Source code for skoot.preprocessing.binning

# -*- coding: utf-8 -*-
#
# Author: Taylor G Smith <taylor.smith@alkaline-ml.com>
#
# Bin your continuous features.

import six
from joblib import Parallel, delayed
from sklearn.utils.validation import check_is_fitted

import numpy as np
import pandas as pd

from ..base import BasePDTransformer
from ..utils.iterables import chunk
from ..utils.dataframe import dataframe_or_array
from ..utils.validation import (check_dataframe, validate_test_set_columns,
                                type_or_iterable_to_col_mapping)
from ..utils.metaestimators import timed_instance_method

__all__ = [
    'BinningTransformer'
]


def _validate_n_bins(x, n):
    # get unique values
    unique, cts = np.unique(x, return_counts=True)
    if unique.shape[0] < n:
        raise ValueError("Fewer unique values than bins!")
    return unique, cts


def _uniform(x, n):
    # get unique and cut it at the uniform points
    unique, _ = _validate_n_bins(x, n)
    chunks = list(chunk(unique, n))

    # So now our chunks may resemble:
    # >>> list(chunk(np.arange(10), 4))
    # [array([0, 1, 2]), array([3, 4, 5]), array([6, 7]), array([8, 9])]
    # Transform them to bins
    return _Bins(chunks)


def _percentile(x, n):
    # bin by quartiles, quantiles, deciles, etc.
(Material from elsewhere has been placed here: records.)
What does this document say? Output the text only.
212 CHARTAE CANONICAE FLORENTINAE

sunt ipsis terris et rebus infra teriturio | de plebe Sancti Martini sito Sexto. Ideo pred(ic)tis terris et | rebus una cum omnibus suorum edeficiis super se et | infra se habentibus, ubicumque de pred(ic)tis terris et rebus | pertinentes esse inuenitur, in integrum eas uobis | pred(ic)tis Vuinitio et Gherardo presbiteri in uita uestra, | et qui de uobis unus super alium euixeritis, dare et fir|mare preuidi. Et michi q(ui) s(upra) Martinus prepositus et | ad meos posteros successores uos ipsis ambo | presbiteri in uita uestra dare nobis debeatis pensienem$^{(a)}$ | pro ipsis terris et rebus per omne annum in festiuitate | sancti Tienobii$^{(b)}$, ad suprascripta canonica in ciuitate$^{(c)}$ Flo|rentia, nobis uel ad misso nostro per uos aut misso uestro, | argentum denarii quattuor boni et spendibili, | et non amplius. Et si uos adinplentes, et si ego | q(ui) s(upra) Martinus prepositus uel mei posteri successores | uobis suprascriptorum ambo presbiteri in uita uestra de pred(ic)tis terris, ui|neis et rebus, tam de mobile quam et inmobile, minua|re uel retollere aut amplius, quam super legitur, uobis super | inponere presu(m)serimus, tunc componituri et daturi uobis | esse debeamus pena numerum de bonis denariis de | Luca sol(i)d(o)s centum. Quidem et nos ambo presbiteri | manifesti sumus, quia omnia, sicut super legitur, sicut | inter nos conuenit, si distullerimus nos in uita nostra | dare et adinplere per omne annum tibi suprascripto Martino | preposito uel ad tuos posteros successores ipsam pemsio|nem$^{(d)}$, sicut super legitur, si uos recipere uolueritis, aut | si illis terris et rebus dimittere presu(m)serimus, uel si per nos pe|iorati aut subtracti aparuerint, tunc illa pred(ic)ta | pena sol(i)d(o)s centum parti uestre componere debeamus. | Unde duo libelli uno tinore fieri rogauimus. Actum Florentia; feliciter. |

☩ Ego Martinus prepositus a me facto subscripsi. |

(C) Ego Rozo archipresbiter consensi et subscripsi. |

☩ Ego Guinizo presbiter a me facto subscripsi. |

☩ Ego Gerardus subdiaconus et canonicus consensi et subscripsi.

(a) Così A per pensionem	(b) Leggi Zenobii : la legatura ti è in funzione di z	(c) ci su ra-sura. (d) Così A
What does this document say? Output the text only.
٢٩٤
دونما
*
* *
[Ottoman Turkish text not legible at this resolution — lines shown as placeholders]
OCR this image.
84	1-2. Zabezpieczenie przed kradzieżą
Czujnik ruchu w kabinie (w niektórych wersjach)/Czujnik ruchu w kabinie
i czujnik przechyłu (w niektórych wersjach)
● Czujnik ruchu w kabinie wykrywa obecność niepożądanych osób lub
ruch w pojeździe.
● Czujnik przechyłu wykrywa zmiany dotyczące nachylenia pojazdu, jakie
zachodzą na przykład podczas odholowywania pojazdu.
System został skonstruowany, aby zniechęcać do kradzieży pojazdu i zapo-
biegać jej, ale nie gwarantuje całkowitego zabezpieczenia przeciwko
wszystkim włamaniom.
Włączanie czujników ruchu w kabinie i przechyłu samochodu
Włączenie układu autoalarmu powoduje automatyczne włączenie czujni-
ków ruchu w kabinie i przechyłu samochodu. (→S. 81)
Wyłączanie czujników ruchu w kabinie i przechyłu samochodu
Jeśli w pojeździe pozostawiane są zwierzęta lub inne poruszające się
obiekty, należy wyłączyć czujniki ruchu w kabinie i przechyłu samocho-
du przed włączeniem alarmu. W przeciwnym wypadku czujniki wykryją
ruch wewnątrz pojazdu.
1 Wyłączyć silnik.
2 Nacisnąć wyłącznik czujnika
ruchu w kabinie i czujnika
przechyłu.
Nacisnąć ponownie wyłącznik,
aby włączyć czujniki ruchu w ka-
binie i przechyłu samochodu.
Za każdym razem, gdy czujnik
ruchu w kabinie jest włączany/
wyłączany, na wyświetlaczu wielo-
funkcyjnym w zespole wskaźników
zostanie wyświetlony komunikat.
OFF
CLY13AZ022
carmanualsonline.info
This is really
    # easy to delegate to pandas...
    bins = pd.qcut(x, q=n, retbins=True)[1]

    # we can use the returned bins to create our own intervals
    return _Bins(list(zip(bins[:-1], bins[1:])))


_STRATEGIES = {"uniform": _uniform,
               "percentile": _percentile}


class _Bins(object):
    """Binning class that keeps track of upper and lower bounds of bins.
    The algorithm for assigning bins to a test vector is as follows:

        1. Initialize all bins as the highest bin
        2. For each lower bound in bin levels, determine which values in ``x``
           are >= to the bound. Invert the mask and decrement those bins (in
           other words, decrement the indices where the value is < the lower
           bound for the bin in question).
        3. Continue until there is no mask to invert (lowest bin).
    """
    def __init__(self, chunks):
        # chunks is a list of bin arrays
        self.n_bins = len(chunks)

        # create the repr for each bin and create the mins/maxes arrays
        upper_bounds = []
        lower_bounds = []
        reprs = []
        for i, (this_chunk, next_chunk) in \
                enumerate(zip(chunks[:-1], chunks[1:])):

            # If it's the first one, it's just less than
            # the next chunk's min.
            upper_bound = next_chunk[0]
            if i == 0:
                lower_bound = -np.inf
                rep = "(-Inf, %.2f]" % upper_bound

            # Otherwise we know it's a middle one (not the last since we
            # lagged with the zip function and handle that at the end)
            else:
                lower_bound = this_chunk[0]
                rep = "(%.2f, %.2f]" % (lower_bound, upper_bound)

            upper_bounds.append(upper_bound)
            lower_bounds.append(lower_bound)
            reprs.append(rep)

        # since we missed the last chunk due to the lag, get the last one
        lower_bounds.append(chunks[-1][0])
        upper_bounds.append(np.inf)
        reprs.append("(%.2f, Inf]" % lower_bounds[-1])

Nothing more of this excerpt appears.